Flashlight
Jukebox (one-shots)Flashlight- Jessie J
Amber’s POV
“I can’t do this anymore. I’m sorry, Amber.”
“What are you ta-“
“This. The whole “Kryber” thing and the fanservice. All this pretending. I don’t want to continue hurting you and he won’t like it either.”
“Krys…come on, you know this is just for promotions. Look earlier, I know I might have gotten carried away but the fans were-“
“Amber, I can’t deal with your excuses. There’s no us. You have to face that fact. Every time we do this, I know I’m only getting your hopes up again. We don’t have to pretend to care about each other anymore.”
“Krystal, I’m just being friendly. I thought we were at least still friends. Krys…Krys! Krystal! Soojung! Wait!”
I watched her turn on her heels and walk away leaving us back to how we were before. Back to strangers.
Things weren’t always like this. We were happier in the beginning.

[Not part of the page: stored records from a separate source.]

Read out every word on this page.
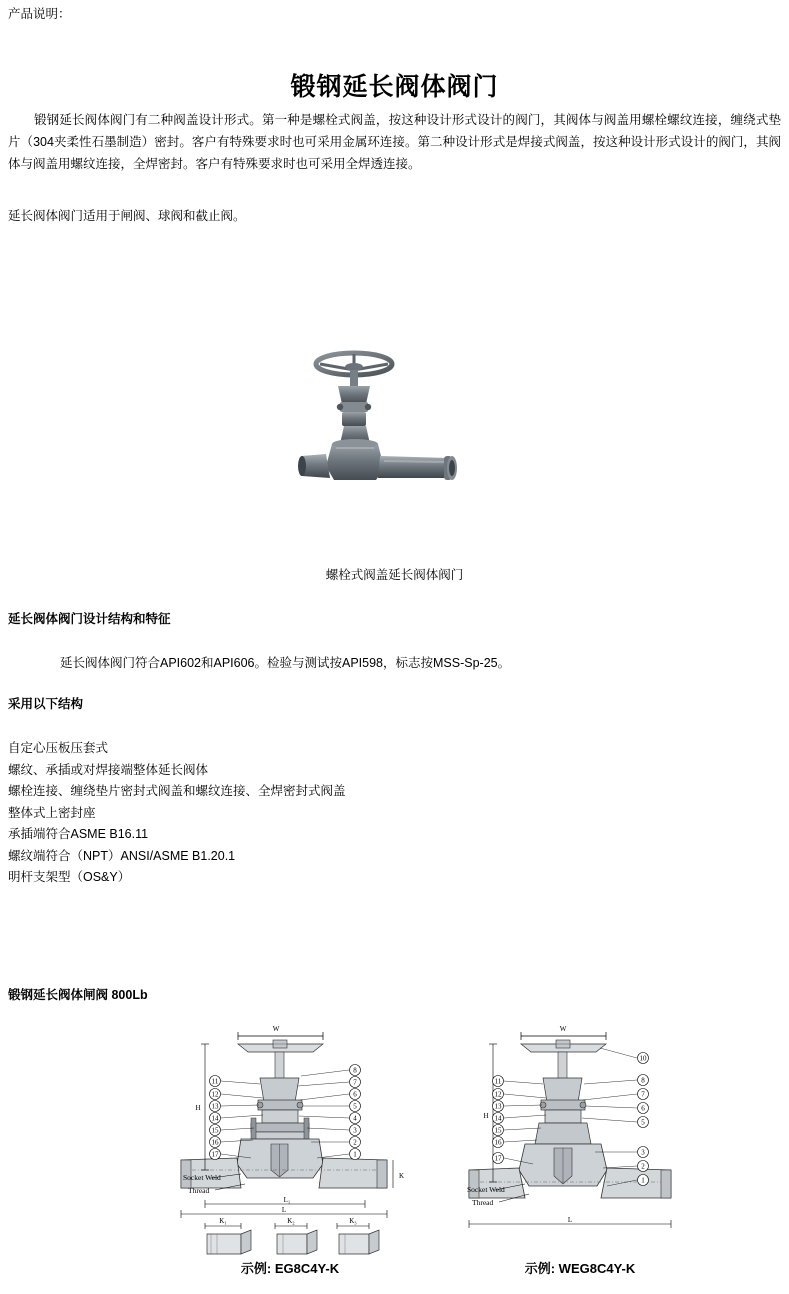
产品说明：
锻钢延长阀体阀门

锻钢延长阀体阀门有二种阀盖设计形式。第一种是螺栓式阀盖，按这种设计形式设计的阀门，其阀体与阀盖用螺栓螺纹连接，缠绕式垫片（304夹柔性石墨制造）密封。客户有特殊要求时也可采用金属环连接。第二种设计形式是焊接式阀盖，按这种设计形式设计的阀门，其阀体与阀盖用螺纹连接，全焊密封。客户有特殊要求时也可采用全焊透连接。

延长阀体阀门适用于闸阀、球阀和截止阀。

螺栓式阀盖延长阀体阀门
延长阀体阀门设计结构和特征
延长阀体阀门符合API602和API606。检验与测试按API598，标志按MSS-Sp-25。
采用以下结构
自定心压板压套式
螺纹、承插或对焊接端整体延长阀体
螺栓连接、缠绕垫片密封式阀盖和螺纹连接、全焊密封式阀盖
整体式上密封座
承插端符合ASME B16.11
螺纹端符合（NPT）ANSI/ASME B1.20.1
明杆支架型（OS&Y）
锻钢延长阀体闸阀 800Lb
W
H
K
L
L₁
Socket Weld
Thread
11
12
13
14
15
16
17
8
7
6
5
4
3
2
1
K₁	K₂	K₃
W
H
L
Socket Weld
Thread
11
12
13
14
15
16
17
10
8
7
6
5
3
2
1
示例: EG8C4Y-K	示例: WEG8C4Y-K
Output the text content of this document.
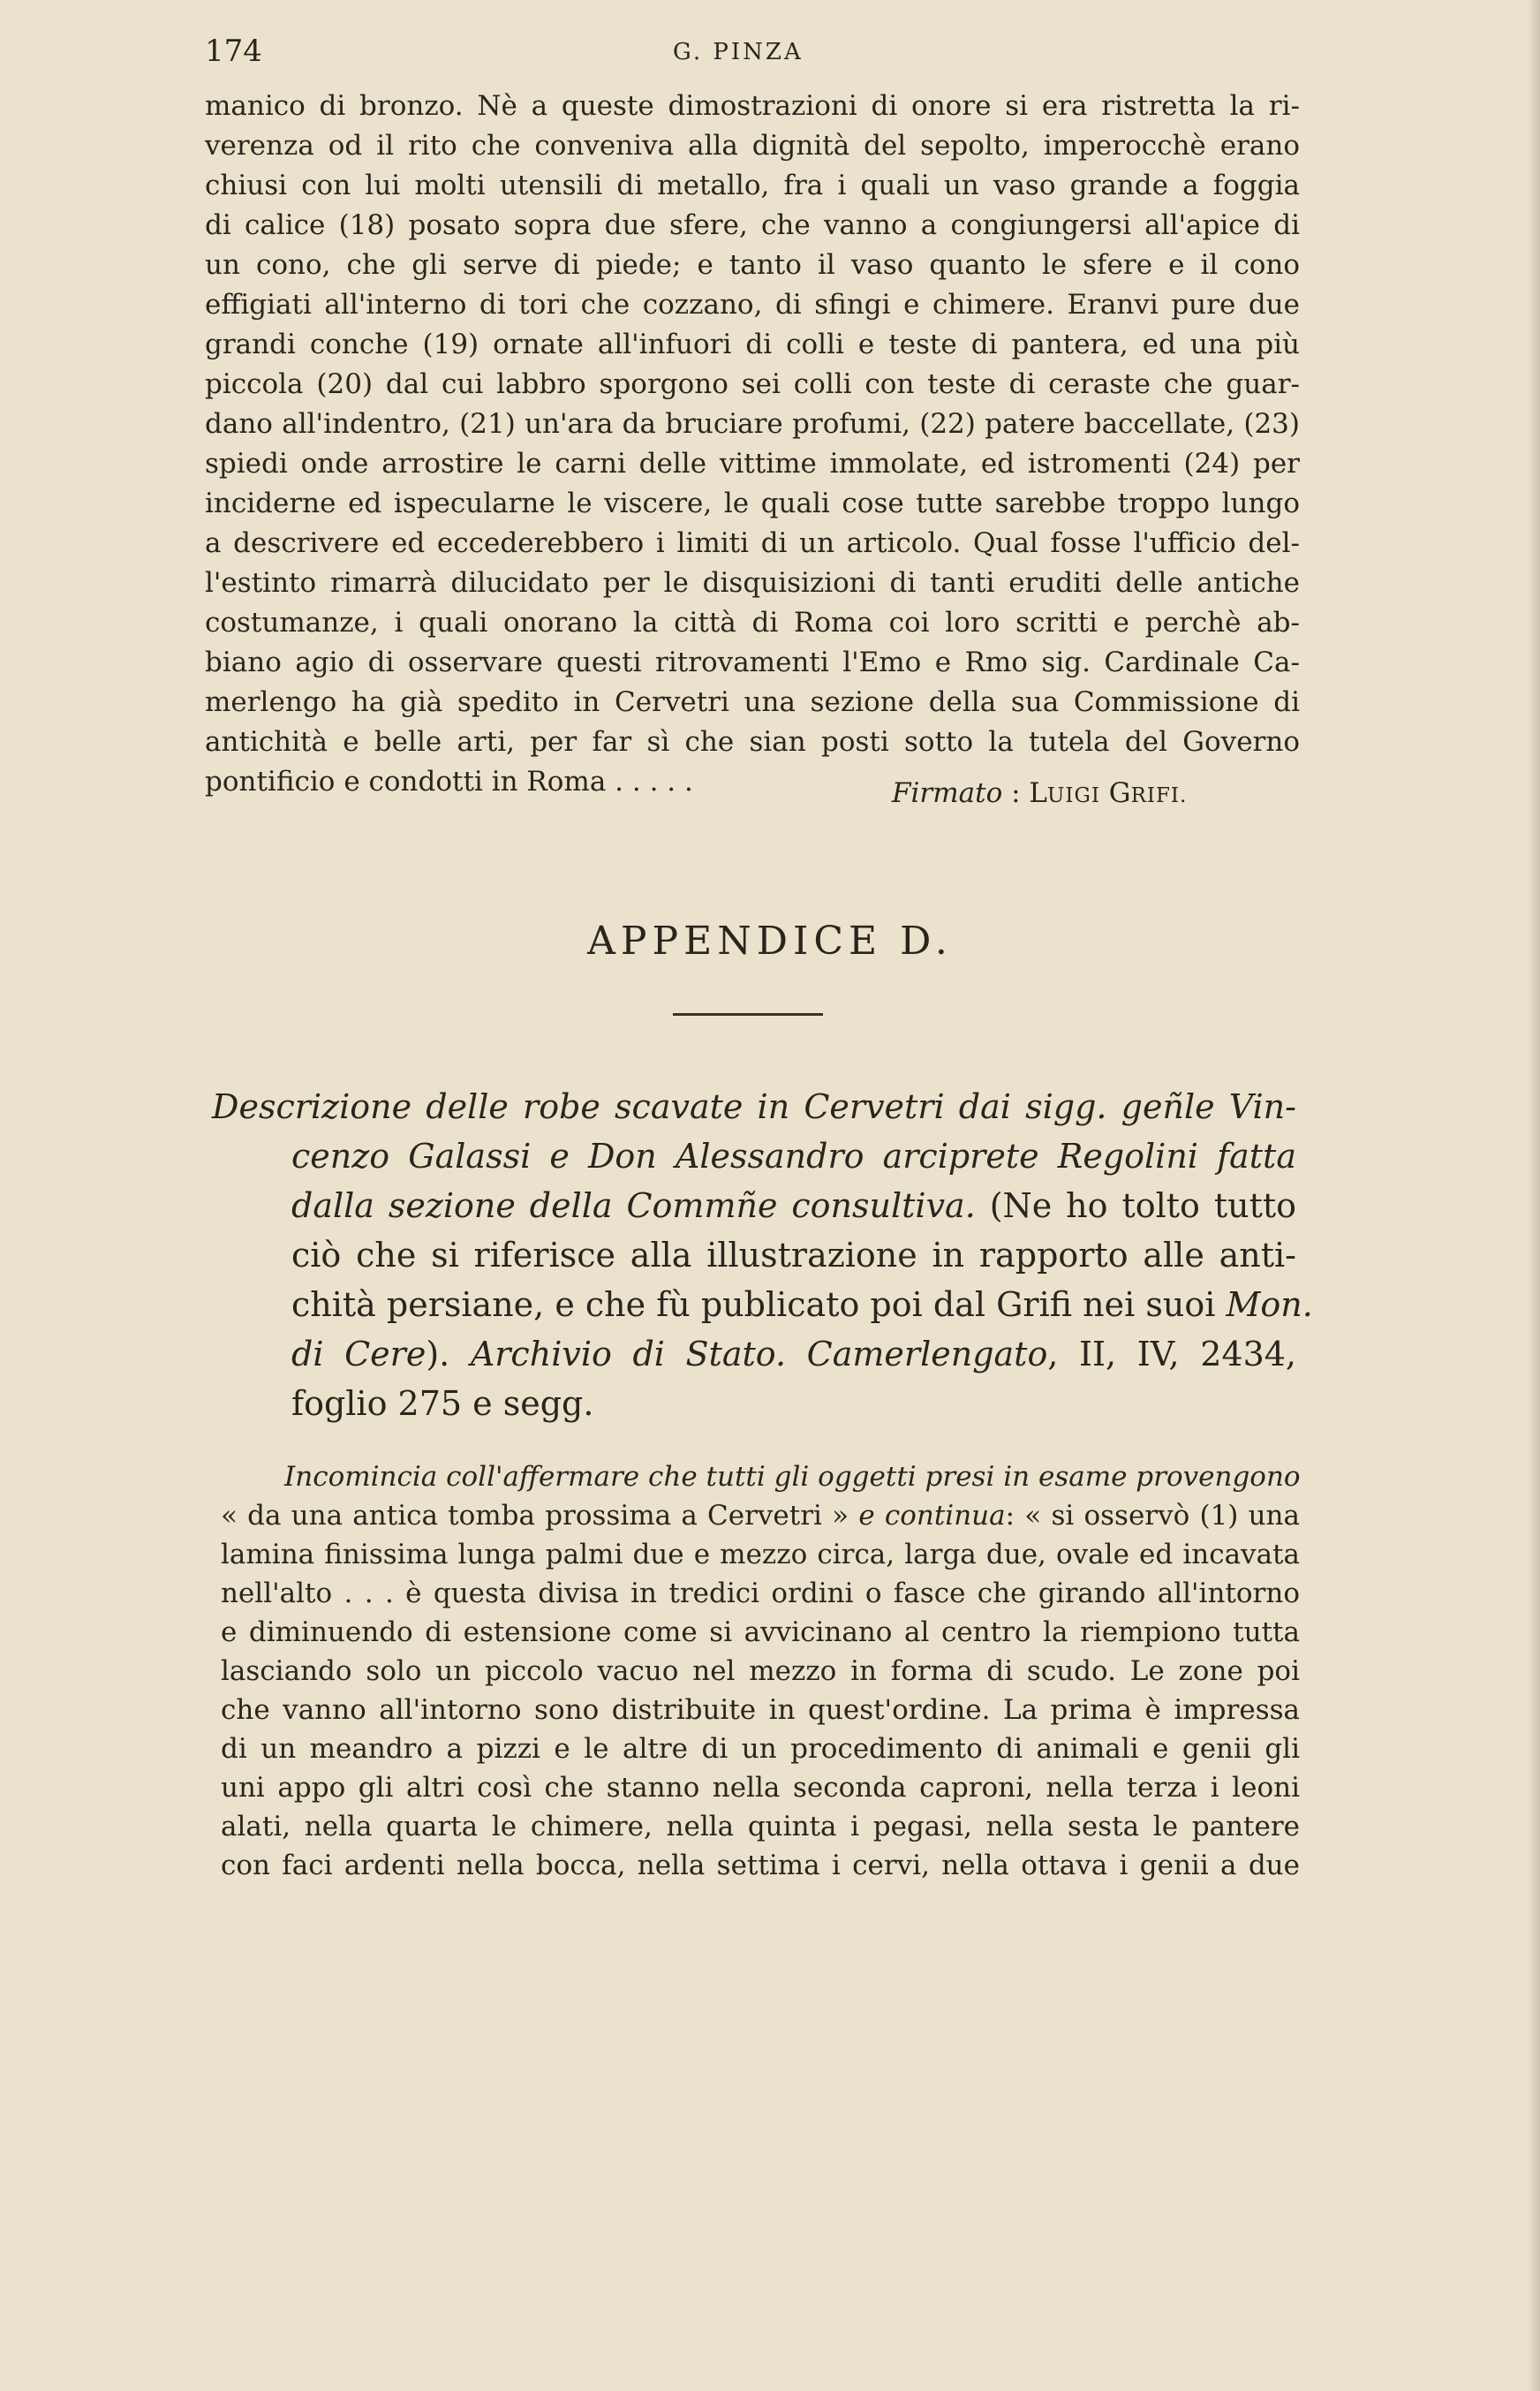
174	G. PINZA
manico di bronzo. Nè a queste dimostrazioni di onore si era ristretta la ri-
verenza od il rito che conveniva alla dignità del sepolto, imperocchè erano
chiusi con lui molti utensili di metallo, fra i quali un vaso grande a foggia
di calice (18) posato sopra due sfere, che vanno a congiungersi all'apice di
un cono, che gli serve di piede; e tanto il vaso quanto le sfere e il cono
effigiati all'interno di tori che cozzano, di sfingi e chimere. Eranvi pure due
grandi conche (19) ornate all'infuori di colli e teste di pantera, ed una più
piccola (20) dal cui labbro sporgono sei colli con teste di ceraste che guar-
dano all'indentro, (21) un'ara da bruciare profumi, (22) patere baccellate, (23)
spiedi onde arrostire le carni delle vittime immolate, ed istromenti (24) per
inciderne ed ispecularne le viscere, le quali cose tutte sarebbe troppo lungo
a descrivere ed eccederebbero i limiti di un articolo. Qual fosse l'ufficio del-
l'estinto rimarrà dilucidato per le disquisizioni di tanti eruditi delle antiche
costumanze, i quali onorano la città di Roma coi loro scritti e perchè ab-
biano agio di osservare questi ritrovamenti l'Emo e Rmo sig. Cardinale Ca-
merlengo ha già spedito in Cervetri una sezione della sua Commissione di
antichità e belle arti, per far sì che sian posti sotto la tutela del Governo
pontificio e condotti in Roma . . . . .	Firmato : LUIGI GRIFI.
APPENDICE D.
Descrizione delle robe scavate in Cervetri dai sigg. geñle Vin-
cenzo Galassi e Don Alessandro arciprete Regolini fatta
dalla sezione della Commñe consultiva. (Ne ho tolto tutto
ciò che si riferisce alla illustrazione in rapporto alle anti-
chità persiane, e che fù publicato poi dal Grifi nei suoi Mon.
di Cere). Archivio di Stato. Camerlengato, II, IV, 2434,
foglio 275 e segg.
Incomincia coll'affermare che tutti gli oggetti presi in esame provengono
« da una antica tomba prossima a Cervetri » e continua: « si osservò (1) una
lamina finissima lunga palmi due e mezzo circa, larga due, ovale ed incavata
nell'alto . . . è questa divisa in tredici ordini o fasce che girando all'intorno
e diminuendo di estensione come si avvicinano al centro la riempiono tutta
lasciando solo un piccolo vacuo nel mezzo in forma di scudo. Le zone poi
che vanno all'intorno sono distribuite in quest'ordine. La prima è impressa
di un meandro a pizzi e le altre di un procedimento di animali e genii gli
uni appo gli altri così che stanno nella seconda caproni, nella terza i leoni
alati, nella quarta le chimere, nella quinta i pegasi, nella sesta le pantere
con faci ardenti nella bocca, nella settima i cervi, nella ottava i genii a due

Well maybe not we, she could be happier now. I’m not sure but I was definitely happier in the beginning. When we were still young, chasing our dreams and facing each hurdle together.
Somehow during one of those days in the beginning, I had realized I had fallen in love with someone I shouldn’t be in love with. That person was you. The euphoria from our first performance was sending us through the roof. We were all smiling at each other laughing, even though we were drenched in sweat from the nervousness. I looked over at you and saw your eyes glimmering and your face shining. You had one of the biggest grins on your face while your hair was sticking to your face. That’s when I knew. I love you. I love your smiles you were always too shy to show but when you did, it would always light the room. That laugh of yours and how you tilt your head back and cover your mouth to control it. How you could look like the strongest person one second and the most vulnerable the second.
We weren’t best friends but we were close friends. Until you started to soar. You got busier. You got more admirers each day. People I could not be compared to. You had more options and paths. You realized you loved more than just music. There was acting and modeling. I’ve only focused on music. Only chasing two dreams, music and you. That’s over now. Because you’ve just killed me inside.
Krystal’s POV
I was sitting on my hotel bed thinking about all the words I just said to her. I know because of me she would probably me out drinking again with her friends. I need to do this though. Keep strong, Krystal. This is for her own good. For both your happiness. What we both had will only drown us in the end. I was always the pessimist while she was the optimist. I had to be real. I needed to show her if I could go the path we are supposed to, she will too. There I go again. Crying. The familiar feeling of my heart going numb is settling in. I was used to this now.